We rode bikes or walked to a friend’s home and knocked on the door, or rang the bell or just walked in and talked to them.

Little League had tryouts and not everyone made the team. Those who didn’t had to learn to deal with disappointment.

Some students weren’t as smart as others, so they failed a grade and were held back to repeat the same grade.

Horrors!

Tests were not adjusted for any reason.

Our actions were our own. Consequences were expected.

The idea of parents bailing us out if we got in trouble in school or broke a law was unheard of. They actually sided with the school or the law. Imagine that!

This generation has produced some of the best risk-takers, problem solvers, and inventors, ever.

We had freedom, failure, success, and responsibility — and we learned how to deal with it. And you’re one of them!

Anyway, kids need to know any action they have like that has a consequence. So if they do it again they are going to think twice about it- so you did just fine.

Dragongirl, you were Right. Don’t listen to your friend.

It’s the Kid, not the Cookie. And Public Humiliation for the crime (and this isn’t that public, and it isn’t that humiliating) IS called for.

We all grew up with more harsh standards than are being applied today and by-and-large, we all ended up OK. We parent by how we were parented and by what we have seen as effective strategies that Work. When we are forced to parent by the Exception instead of the Rule, the result is Always the same: Non-Parenting. And Active Parenting is Always better than Pensive Non-Parenting.

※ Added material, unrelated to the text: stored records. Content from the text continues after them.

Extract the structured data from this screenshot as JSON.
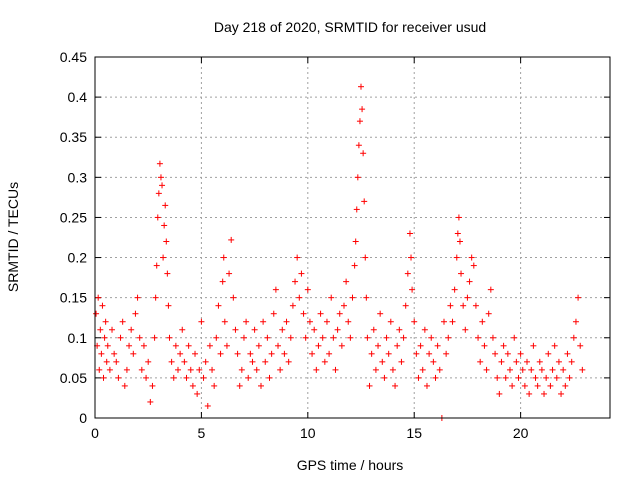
{
  "chart_data": {
    "type": "scatter",
    "title": "Day 218 of 2020, SRMTID for receiver usud",
    "xlabel": "GPS time / hours",
    "ylabel": "SRMTID / TECUs",
    "xlim": [
      0,
      24.2
    ],
    "ylim": [
      0,
      0.45
    ],
    "xticks": [
      "0",
      "5",
      "10",
      "15",
      "20"
    ],
    "xtick_values": [
      0,
      5,
      10,
      15,
      20
    ],
    "yticks": [
      "0",
      "0.05",
      "0.1",
      "0.15",
      "0.2",
      "0.25",
      "0.3",
      "0.35",
      "0.4",
      "0.45"
    ],
    "ytick_values": [
      0,
      0.05,
      0.1,
      0.15,
      0.2,
      0.25,
      0.3,
      0.35,
      0.4,
      0.45
    ],
    "grid": true,
    "marker": "plus",
    "color": "#ff0000",
    "series": [
      {
        "name": "SRMTID",
        "points": [
          [
            0.05,
            0.13
          ],
          [
            0.1,
            0.09
          ],
          [
            0.15,
            0.15
          ],
          [
            0.2,
            0.06
          ],
          [
            0.25,
            0.11
          ],
          [
            0.3,
            0.08
          ],
          [
            0.35,
            0.14
          ],
          [
            0.4,
            0.05
          ],
          [
            0.45,
            0.1
          ],
          [
            0.5,
            0.12
          ],
          [
            0.55,
            0.07
          ],
          [
            0.6,
            0.09
          ],
          [
            0.7,
            0.06
          ],
          [
            0.8,
            0.11
          ],
          [
            0.9,
            0.08
          ],
          [
            1.0,
            0.07
          ],
          [
            1.1,
            0.05
          ],
          [
            1.2,
            0.1
          ],
          [
            1.3,
            0.12
          ],
          [
            1.4,
            0.04
          ],
          [
            1.5,
            0.06
          ],
          [
            1.6,
            0.09
          ],
          [
            1.7,
            0.11
          ],
          [
            1.8,
            0.08
          ],
          [
            1.9,
            0.13
          ],
          [
            2.0,
            0.15
          ],
          [
            2.1,
            0.1
          ],
          [
            2.2,
            0.06
          ],
          [
            2.3,
            0.09
          ],
          [
            2.4,
            0.05
          ],
          [
            2.5,
            0.07
          ],
          [
            2.6,
            0.02
          ],
          [
            2.7,
            0.04
          ],
          [
            2.8,
            0.1
          ],
          [
            2.85,
            0.15
          ],
          [
            2.9,
            0.19
          ],
          [
            2.95,
            0.25
          ],
          [
            3.0,
            0.28
          ],
          [
            3.05,
            0.317
          ],
          [
            3.1,
            0.3
          ],
          [
            3.15,
            0.29
          ],
          [
            3.2,
            0.2
          ],
          [
            3.25,
            0.24
          ],
          [
            3.3,
            0.265
          ],
          [
            3.35,
            0.22
          ],
          [
            3.4,
            0.18
          ],
          [
            3.45,
            0.14
          ],
          [
            3.5,
            0.1
          ],
          [
            3.6,
            0.07
          ],
          [
            3.7,
            0.05
          ],
          [
            3.8,
            0.09
          ],
          [
            3.9,
            0.06
          ],
          [
            4.0,
            0.08
          ],
          [
            4.1,
            0.11
          ],
          [
            4.2,
            0.07
          ],
          [
            4.3,
            0.05
          ],
          [
            4.4,
            0.09
          ],
          [
            4.5,
            0.06
          ],
          [
            4.6,
            0.04
          ],
          [
            4.7,
            0.08
          ],
          [
            4.8,
            0.03
          ],
          [
            4.9,
            0.06
          ],
          [
            5.0,
            0.12
          ],
          [
            5.1,
            0.05
          ],
          [
            5.2,
            0.07
          ],
          [
            5.3,
            0.015
          ],
          [
            5.4,
            0.09
          ],
          [
            5.5,
            0.06
          ],
          [
            5.6,
            0.04
          ],
          [
            5.7,
            0.1
          ],
          [
            5.8,
            0.14
          ],
          [
            5.9,
            0.08
          ],
          [
            6.0,
            0.17
          ],
          [
            6.05,
            0.2
          ],
          [
            6.1,
            0.12
          ],
          [
            6.2,
            0.09
          ],
          [
            6.3,
            0.18
          ],
          [
            6.4,
            0.222
          ],
          [
            6.5,
            0.15
          ],
          [
            6.6,
            0.11
          ],
          [
            6.7,
            0.08
          ],
          [
            6.8,
            0.04
          ],
          [
            6.9,
            0.06
          ],
          [
            7.0,
            0.1
          ],
          [
            7.1,
            0.12
          ],
          [
            7.2,
            0.05
          ],
          [
            7.3,
            0.08
          ],
          [
            7.4,
            0.07
          ],
          [
            7.5,
            0.11
          ],
          [
            7.6,
            0.06
          ],
          [
            7.7,
            0.09
          ],
          [
            7.8,
            0.04
          ],
          [
            7.9,
            0.12
          ],
          [
            8.0,
            0.07
          ],
          [
            8.1,
            0.1
          ],
          [
            8.2,
            0.05
          ],
          [
            8.3,
            0.08
          ],
          [
            8.4,
            0.13
          ],
          [
            8.5,
            0.16
          ],
          [
            8.6,
            0.09
          ],
          [
            8.7,
            0.06
          ],
          [
            8.8,
            0.11
          ],
          [
            8.9,
            0.08
          ],
          [
            9.0,
            0.12
          ],
          [
            9.1,
            0.07
          ],
          [
            9.2,
            0.1
          ],
          [
            9.3,
            0.14
          ],
          [
            9.4,
            0.17
          ],
          [
            9.5,
            0.2
          ],
          [
            9.6,
            0.15
          ],
          [
            9.7,
            0.18
          ],
          [
            9.8,
            0.13
          ],
          [
            9.9,
            0.1
          ],
          [
            10.0,
            0.16
          ],
          [
            10.1,
            0.12
          ],
          [
            10.2,
            0.08
          ],
          [
            10.3,
            0.11
          ],
          [
            10.4,
            0.06
          ],
          [
            10.5,
            0.09
          ],
          [
            10.6,
            0.13
          ],
          [
            10.7,
            0.1
          ],
          [
            10.8,
            0.07
          ],
          [
            10.9,
            0.12
          ],
          [
            11.0,
            0.08
          ],
          [
            11.1,
            0.15
          ],
          [
            11.2,
            0.1
          ],
          [
            11.3,
            0.06
          ],
          [
            11.4,
            0.11
          ],
          [
            11.5,
            0.13
          ],
          [
            11.6,
            0.09
          ],
          [
            11.7,
            0.14
          ],
          [
            11.8,
            0.17
          ],
          [
            11.9,
            0.12
          ],
          [
            12.0,
            0.1
          ],
          [
            12.1,
            0.15
          ],
          [
            12.2,
            0.19
          ],
          [
            12.25,
            0.22
          ],
          [
            12.3,
            0.26
          ],
          [
            12.35,
            0.3
          ],
          [
            12.4,
            0.34
          ],
          [
            12.45,
            0.37
          ],
          [
            12.5,
            0.413
          ],
          [
            12.55,
            0.385
          ],
          [
            12.6,
            0.33
          ],
          [
            12.65,
            0.27
          ],
          [
            12.7,
            0.2
          ],
          [
            12.75,
            0.15
          ],
          [
            12.8,
            0.1
          ],
          [
            12.9,
            0.04
          ],
          [
            13.0,
            0.08
          ],
          [
            13.1,
            0.11
          ],
          [
            13.2,
            0.06
          ],
          [
            13.3,
            0.09
          ],
          [
            13.4,
            0.13
          ],
          [
            13.5,
            0.07
          ],
          [
            13.6,
            0.05
          ],
          [
            13.7,
            0.1
          ],
          [
            13.8,
            0.08
          ],
          [
            13.9,
            0.12
          ],
          [
            14.0,
            0.06
          ],
          [
            14.1,
            0.04
          ],
          [
            14.2,
            0.09
          ],
          [
            14.3,
            0.11
          ],
          [
            14.4,
            0.07
          ],
          [
            14.5,
            0.1
          ],
          [
            14.6,
            0.14
          ],
          [
            14.7,
            0.18
          ],
          [
            14.8,
            0.23
          ],
          [
            14.85,
            0.2
          ],
          [
            14.9,
            0.16
          ],
          [
            15.0,
            0.12
          ],
          [
            15.1,
            0.08
          ],
          [
            15.2,
            0.05
          ],
          [
            15.3,
            0.09
          ],
          [
            15.4,
            0.06
          ],
          [
            15.5,
            0.11
          ],
          [
            15.6,
            0.04
          ],
          [
            15.7,
            0.08
          ],
          [
            15.8,
            0.1
          ],
          [
            15.9,
            0.07
          ],
          [
            16.0,
            0.05
          ],
          [
            16.1,
            0.09
          ],
          [
            16.2,
            0.06
          ],
          [
            16.3,
            0.0
          ],
          [
            16.4,
            0.12
          ],
          [
            16.5,
            0.08
          ],
          [
            16.6,
            0.1
          ],
          [
            16.7,
            0.14
          ],
          [
            16.8,
            0.12
          ],
          [
            16.9,
            0.16
          ],
          [
            17.0,
            0.2
          ],
          [
            17.05,
            0.23
          ],
          [
            17.1,
            0.25
          ],
          [
            17.15,
            0.22
          ],
          [
            17.2,
            0.18
          ],
          [
            17.3,
            0.14
          ],
          [
            17.4,
            0.11
          ],
          [
            17.5,
            0.15
          ],
          [
            17.6,
            0.17
          ],
          [
            17.7,
            0.2
          ],
          [
            17.8,
            0.19
          ],
          [
            17.9,
            0.14
          ],
          [
            18.0,
            0.1
          ],
          [
            18.1,
            0.07
          ],
          [
            18.2,
            0.12
          ],
          [
            18.3,
            0.09
          ],
          [
            18.4,
            0.06
          ],
          [
            18.5,
            0.13
          ],
          [
            18.6,
            0.16
          ],
          [
            18.7,
            0.1
          ],
          [
            18.8,
            0.08
          ],
          [
            18.9,
            0.05
          ],
          [
            19.0,
            0.03
          ],
          [
            19.1,
            0.07
          ],
          [
            19.2,
            0.09
          ],
          [
            19.3,
            0.05
          ],
          [
            19.4,
            0.08
          ],
          [
            19.5,
            0.06
          ],
          [
            19.6,
            0.04
          ],
          [
            19.7,
            0.1
          ],
          [
            19.8,
            0.07
          ],
          [
            19.9,
            0.05
          ],
          [
            20.0,
            0.08
          ],
          [
            20.1,
            0.06
          ],
          [
            20.2,
            0.04
          ],
          [
            20.3,
            0.07
          ],
          [
            20.4,
            0.03
          ],
          [
            20.5,
            0.06
          ],
          [
            20.6,
            0.09
          ],
          [
            20.7,
            0.05
          ],
          [
            20.8,
            0.04
          ],
          [
            20.9,
            0.07
          ],
          [
            21.0,
            0.06
          ],
          [
            21.1,
            0.03
          ],
          [
            21.2,
            0.05
          ],
          [
            21.3,
            0.08
          ],
          [
            21.4,
            0.04
          ],
          [
            21.5,
            0.06
          ],
          [
            21.6,
            0.09
          ],
          [
            21.7,
            0.05
          ],
          [
            21.8,
            0.07
          ],
          [
            21.9,
            0.03
          ],
          [
            22.0,
            0.06
          ],
          [
            22.1,
            0.04
          ],
          [
            22.2,
            0.08
          ],
          [
            22.3,
            0.05
          ],
          [
            22.4,
            0.07
          ],
          [
            22.5,
            0.1
          ],
          [
            22.6,
            0.12
          ],
          [
            22.7,
            0.15
          ],
          [
            22.8,
            0.09
          ],
          [
            22.9,
            0.06
          ]
        ]
      }
    ]
  }
}
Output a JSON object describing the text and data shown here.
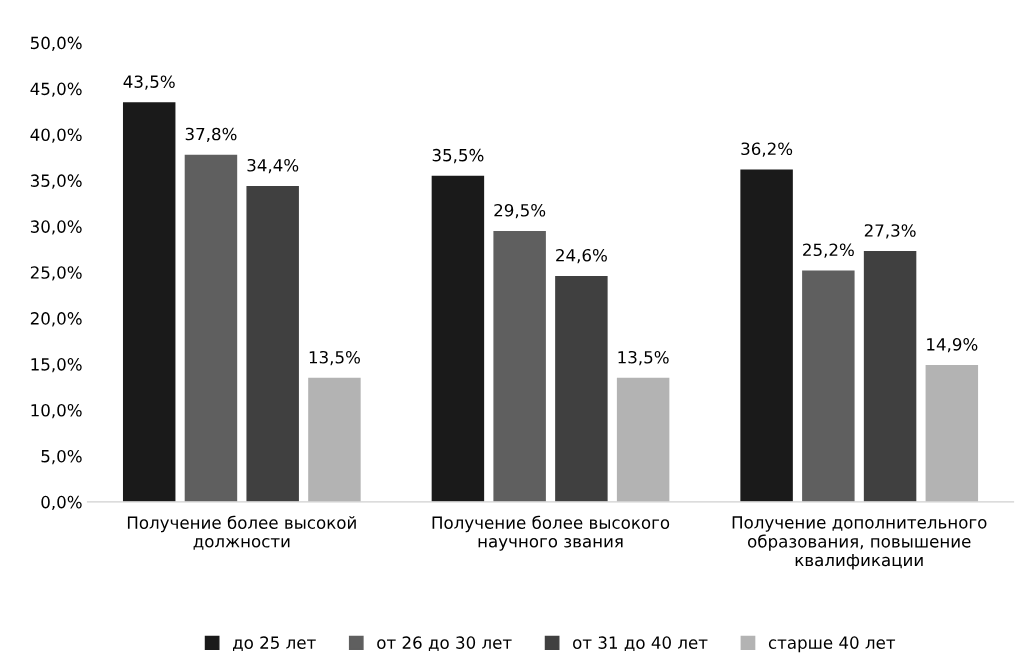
{
  "chart_data": {
    "type": "bar",
    "categories": [
      "Получение более высокой\nдолжности",
      "Получение более высокого\nнаучного звания",
      "Получение дополнительного\nобразования, повышение\nквалификации"
    ],
    "series": [
      {
        "name": "до 25 лет",
        "color": "#1a1a1a",
        "values": [
          43.5,
          35.5,
          36.2
        ],
        "value_labels": [
          "43,5%",
          "35,5%",
          "36,2%"
        ]
      },
      {
        "name": "от 26 до 30 лет",
        "color": "#5f5f5f",
        "values": [
          37.8,
          29.5,
          25.2
        ],
        "value_labels": [
          "37,8%",
          "29,5%",
          "25,2%"
        ]
      },
      {
        "name": "от 31 до 40 лет",
        "color": "#404040",
        "values": [
          34.4,
          24.6,
          27.3
        ],
        "value_labels": [
          "34,4%",
          "24,6%",
          "27,3%"
        ]
      },
      {
        "name": "старше 40 лет",
        "color": "#b3b3b3",
        "values": [
          13.5,
          13.5,
          14.9
        ],
        "value_labels": [
          "13,5%",
          "13,5%",
          "14,9%"
        ]
      }
    ],
    "ylim": [
      0,
      50
    ],
    "yticks": [
      {
        "value": 0,
        "label": "0,0%"
      },
      {
        "value": 5,
        "label": "5,0%"
      },
      {
        "value": 10,
        "label": "10,0%"
      },
      {
        "value": 15,
        "label": "15,0%"
      },
      {
        "value": 20,
        "label": "20,0%"
      },
      {
        "value": 25,
        "label": "25,0%"
      },
      {
        "value": 30,
        "label": "30,0%"
      },
      {
        "value": 35,
        "label": "35,0%"
      },
      {
        "value": 40,
        "label": "40,0%"
      },
      {
        "value": 45,
        "label": "45,0%"
      },
      {
        "value": 50,
        "label": "50,0%"
      }
    ],
    "grid": false,
    "legend": "bottom"
  }
}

Exceptions Be Damned! You Go Dragongirl!!!

I think you handled it properly. I also think that it is good that you did not take the boy home and beat him like some other parents would have.

I really don’t get natalia. The circumstance of a child being caught stealing and a child being raped and then not believed by her parents are so different that they can’t be compared.

oh and Delores

I’m pretty sure that there were some overweight kids back in the 30s 40s 50s ect.

and the other claims of the email are a little too over-reaching and generalizing.

I realize that. It was supposed to be a cute nostalgic look back at the way we were raised, where our actions had consequences, instead of the way things are now, where everyone is a victim. I thought everone would get that.